A tal fine va fatto riferimento alla data del documento di consegna/trasporto, della lettera di vettura internazionale (CMR) ovvero della fattura.

Poiché l’esportazione viene effettuata dal soggetto non residente, per il cedente italiano la prova dell’esportazione è costituita dalla fattura emessa al cliente (non residente) munita del timbro apposto dalla Dogana comprovante l’uscita dei beni dall’UE.

L’Agenzia delle Entrate ha ribadito che mancato rispetto del termine dei 90 giorni comporta la decadenza dal regime di non imponibilità per cui il cedente dovrà procedere alla regolarizzazione dell’operazione “con applicazione dell’imposta e conseguente versamento dell’IVA dovuta”.

Anche la Giurisprudenza nazionale ha affermato che il mancato rispetto del termine dei 90 giorni comporta l’impossibilità di applicare il predetto regime di non imponibilità. Infatti “tale termine deve considerarsi di natura perentoria, costituendo un requisito per l’applicazione di un regime, eccezionale, di non imponibilità”.

Il mancato rispetto di tale termine determina la riqualificazione dell’operazione quale cessione interna con conseguente assoggettamento ad imposta.

La questione è stata posta anche alla Corte di Giustizia UE la quale con la sentenza 19.12.2013, causa C-563/12, si è pronunciata in materia di termini decadenziali ai fini del perfezionamento dell’esportazione.

I Giudici comunitari hanno concluso che è da considerarsi illegittima “una normativa nazionale secondo la quale, nell’ambito di una cessione all’esportazione, i beni destinati ad essere esportati al di fuori dell’Unione europea devono aver lasciato il territorio dell’Unione europea entro un termine prestabilito di 3 mesi o 90 giorni successivi alla data della cessione, qualora il semplice superamento del termine abbia la conseguenza di privare definitivamente il soggetto passivo dell’esenzione [non imponibilità] con riguardo a tale cessione”.

La sentenza risulta pienamente applicabile alla normativa nazionale (art. 8, comma 1, lett. b, D.P.R. n. 633/72) con conseguente illegittimità del termine dei 90 giorni entro cui deve avvenire il trasferimento materiale dei beni fuori dall’UE oggetto dell’esportazione “impropria”, laddove l’operatore dimostri che i beni sono stati trasportati/spediti, sia pure oltre la scadenza del termine stabilito.
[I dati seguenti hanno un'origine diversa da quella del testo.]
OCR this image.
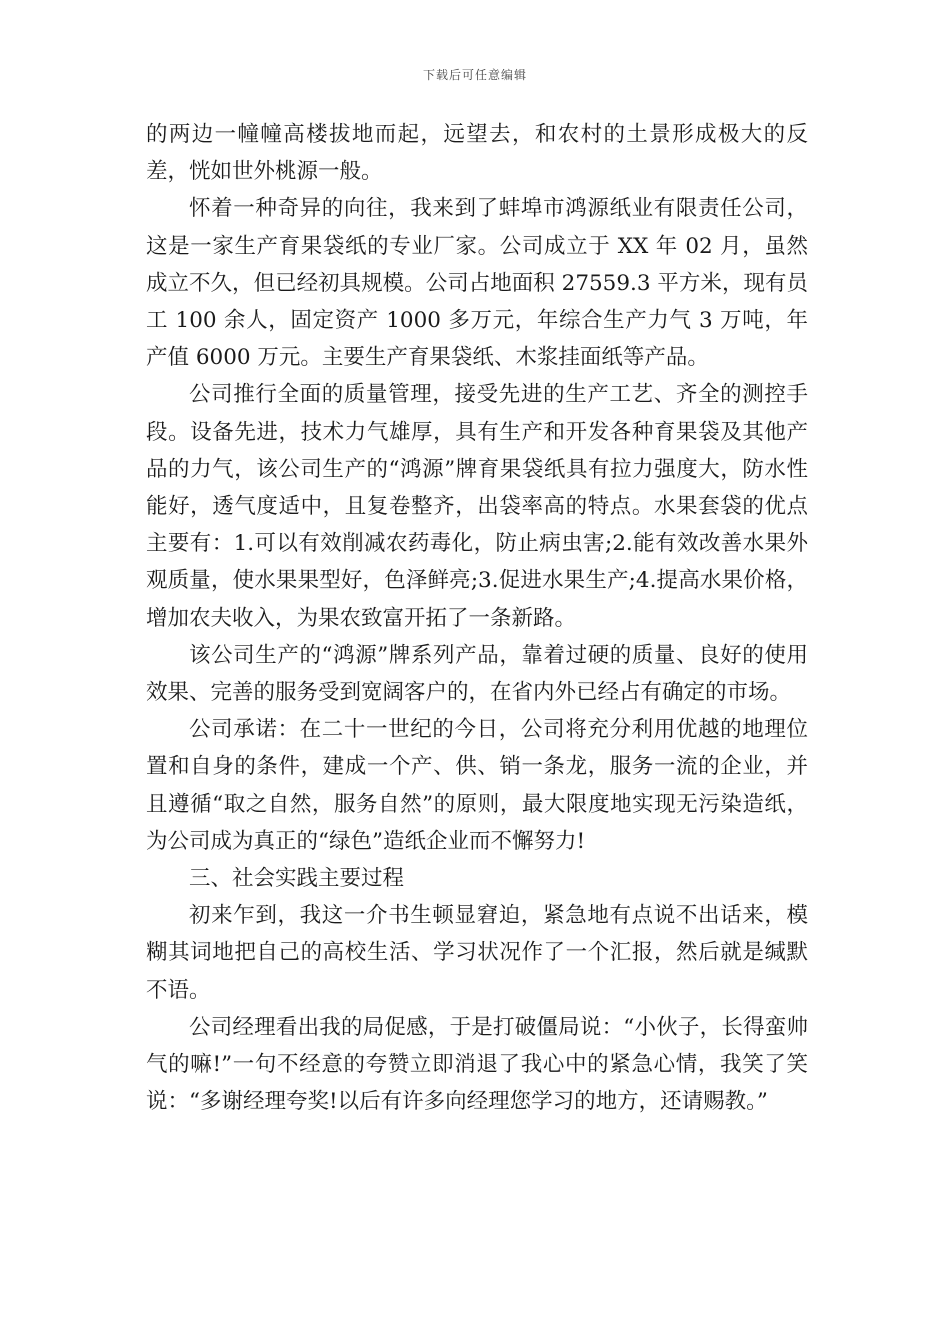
下载后可任意编辑

的两边一幢幢高楼拔地而起，远望去，和农村的土景形成极大的反差，恍如世外桃源一般。

怀着一种奇异的向往，我来到了蚌埠市鸿源纸业有限责任公司，这是一家生产育果袋纸的专业厂家。公司成立于 XX 年 02 月，虽然成立不久，但已经初具规模。公司占地面积 27559.3 平方米，现有员工 100 余人，固定资产 1000 多万元，年综合生产力气 3 万吨，年产值 6000 万元。主要生产育果袋纸、木浆挂面纸等产品。

公司推行全面的质量管理，接受先进的生产工艺、齐全的测控手段。设备先进，技术力气雄厚，具有生产和开发各种育果袋及其他产品的力气，该公司生产的“鸿源”牌育果袋纸具有拉力强度大，防水性能好，透气度适中，且复卷整齐，出袋率高的特点。水果套袋的优点主要有：1.可以有效削减农药毒化，防止病虫害;2.能有效改善水果外观质量，使水果果型好，色泽鲜亮;3.促进水果生产;4.提高水果价格，增加农夫收入，为果农致富开拓了一条新路。

该公司生产的“鸿源”牌系列产品，靠着过硬的质量、良好的使用效果、完善的服务受到宽阔客户的，在省内外已经占有确定的市场。

公司承诺：在二十一世纪的今日，公司将充分利用优越的地理位置和自身的条件，建成一个产、供、销一条龙，服务一流的企业，并且遵循“取之自然，服务自然”的原则，最大限度地实现无污染造纸，为公司成为真正的“绿色”造纸企业而不懈努力!

三、社会实践主要过程

初来乍到，我这一介书生顿显窘迫，紧急地有点说不出话来，模糊其词地把自己的高校生活、学习状况作了一个汇报，然后就是缄默不语。

公司经理看出我的局促感，于是打破僵局说：“小伙子，长得蛮帅气的嘛!”一句不经意的夸赞立即消退了我心中的紧急心情，我笑了笑说：“多谢经理夸奖!以后有许多向经理您学习的地方，还请赐教。”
L’Agenzia delle Entrate dovrà “adeguarsi” all’interpretazione comunitaria e pertanto riconoscere il carattere non perentorio del termine fissato dalla lett. b) in esame, con conseguente non applicazione della suddetta sanzione/non versamento dell’imposta qualora il cedente nazionale disponga comunque della prova dell’uscita dei beni dal territorio dell’UE.

In alternativa l’Agenzia potrebbe “imporre” al cedente residente l’emissione di una nota di debito (della sola IVA) allo spirare del termine dei 90 giorni, consentendo allo stesso di emettere successivamente una nota di credito nel momento in cui dispone della “prova” di uscita dei beni dall’UE.